Many horror buffs can be self-loathing. We’ll bitch about a PG-13 snooze fest, or another remake, we’ll threaten to boycott, or tear down studio walls, and yet–we’ll still pay an obscene amount of money to watch said film because—it’s horror. And the studios know this. They know we pods will eat whatever they put on our dish because they can—and we’ll eat it up because—we’re just complacent like that. And that’s why we have “horror” films like “Stay Alive”. To be honest, I never expected a masterpiece from a film whose tagline is “You die in the game, you die for real”. That limp ad-line doesn’t particularly spark creativity to me. And when we’ve already had “The Ring”, “The Ring Two”, “The Grudge”, and “Feardotcom” I wasn’t expecting originality from a film about a game that–when played—kills you a few days later. Hell, there’s even the Asian looking mysterious female ghost hiding within the game to off the players.
But, with “Stay Alive”, I never really expected something so utterly lame-brained. Though, the film is not as awful as I’ve heard, it’s quite possibly the laziest script I’ve ever seen. Bell has the right mood and atmosphere, and the game is cool, but “Stay Alive” is a completely missed golden opportunity. The script is utterly hackneyed filled with derivative elements, and ridiculous franchising grasps. I mean is it a coincidence that there was an actual video game released simultaneous to the film’s opening? So—either they decided upon a tie-in, or people were stupid enough to watch an eighty minute commercial for a game that’s more fun than the actual movie. God, we’re suckers!

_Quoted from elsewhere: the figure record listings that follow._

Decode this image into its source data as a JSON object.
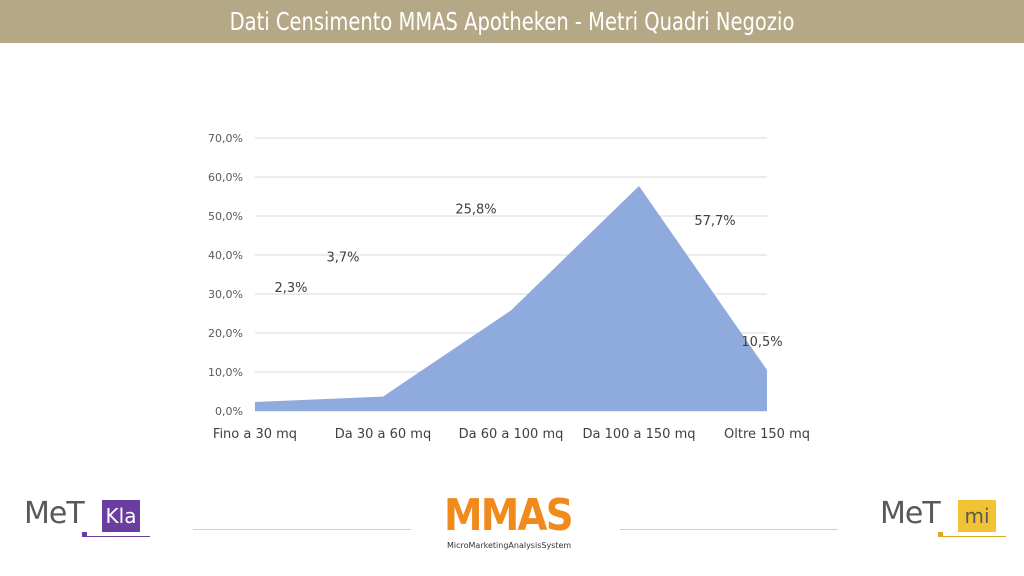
{
  "header": {
    "title": "Dati Censimento MMAS Apotheken - Metri Quadri Negozio"
  },
  "colors": {
    "title_bar": "#b4a886",
    "area_fill": "#8faadc",
    "gridline": "#d9d9d9"
  },
  "logos": {
    "left": {
      "text": "MeT",
      "badge": "Kla",
      "badge_color": "#6a3ea1"
    },
    "center": {
      "text": "MMAS",
      "subtitle": "MicroMarketingAnalysisSystem",
      "color": "#f08a1c"
    },
    "right": {
      "text": "MeT",
      "badge": "mi",
      "badge_color": "#f2c232"
    }
  },
  "chart_data": {
    "type": "area",
    "categories": [
      "Fino a 30 mq",
      "Da 30 a 60 mq",
      "Da 60 a 100 mq",
      "Da 100 a 150 mq",
      "Oltre 150 mq"
    ],
    "values": [
      2.3,
      3.7,
      25.8,
      57.7,
      10.5
    ],
    "data_labels": [
      "2,3%",
      "3,7%",
      "25,8%",
      "57,7%",
      "10,5%"
    ],
    "y_ticks": [
      "0,0%",
      "10,0%",
      "20,0%",
      "30,0%",
      "40,0%",
      "50,0%",
      "60,0%",
      "70,0%"
    ],
    "ylim": [
      0,
      70
    ],
    "grid": true,
    "title": "",
    "xlabel": "",
    "ylabel": ""
  }
}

Bell’s entire horror niche is reliant on jump scares (of course), old factory devices, and characters going in to places they really shouldn’t. His film starts off exactly like “Scream” with a character that’s established with basic groundwork and then offed just to set up the film. Then we meet the basic characters whom venture in to the plot. This dry as a bone “horror” entry (Maybe they’re saving the gore for the “Ultimate Unrated DVD Edition”!) is part “Dream Warriors”, part “The Ring”, and all derivative elements thrown in for an interesting story–filled with the typical plot elements. There are your usual character archetypes including the hot Goth chick, the comp geek, the witty hipster, the love interest, and the inadvertent hero all played by pretty television actors from teen dramas—which the director looks for any excuse to show without shirts or pants. And neither of the characters is developed beyond your basic concepts upon which they’re established. And there are also your usual under-developed back stories that Bell limps along with for no reason. Here’s the hero who has a fear of fire. Why? Well—who cares? Look a ghost!
Upon which Bell gives them no likable personality traits and makes them spout terrible dialogue like “Girl has got body karate going on.”, and “Let’s butter this muffin”. How can we root for characters whom are basic morons? Perhaps it’s Bell’s allusion that gamers in general, are morons. Not that hard to believe, when you think about it. The characters that are supposed to die die. But the main characters are never offed until it’s convenient to the story. And they’re killed in some rather stupid fashions. One of them is run over by a horse and carriage, another is hung upside down and has her throat slashed (sans the blood) thanks to a monster that is ridiculously fail safe. Elizabeth Bathory, Bloody Mary—the same stock monster you always get with these low-tech horror films.
Oddly enough, Bell never gets a full grasp on his own concept, which reflects rather strongly on-screen. Seriously, Bell, answer me something: does the game kill you when you die on the game? Does the game kill you because you have it in your possession? Or does the game kill you period because you played it? Which is it? Oh no—Hutch declares—“Maybe, there aren’t any rules”. How lazy. Furthermore, how can the demon control forces beyond the game’s realm? What was the hinted connection between Hutch and the game all about again? How convenient the Goth chick knows the demon’s back story. How convenient the Goth chick has the right literature that tells them how to kill the demon. How odd the cops assume Hutch is in on the killings despite having zero evidence to convict him, and no reason to blame him.
And most insultingly, Bell is incredibly dependent on the dues ex machina’s, the sudden devices that appear miraculously from nowhere to save the character’s lives which he throws at us at an almost rapid fire pace, and it just speaks of how lazy the screenplay is. Especially, the ridiculous plot twist involving a laptop, and an obvious product placement in the climax. No, wait–I know what the moral of this movie was: “Horror fans and gamers are suckers”. I can just hear the studio execs now: “Prepare another slosh pile for the troth, they’ll come either way.” Prepare to eat up the next trash pile, horror fans, take the abuse, bitch.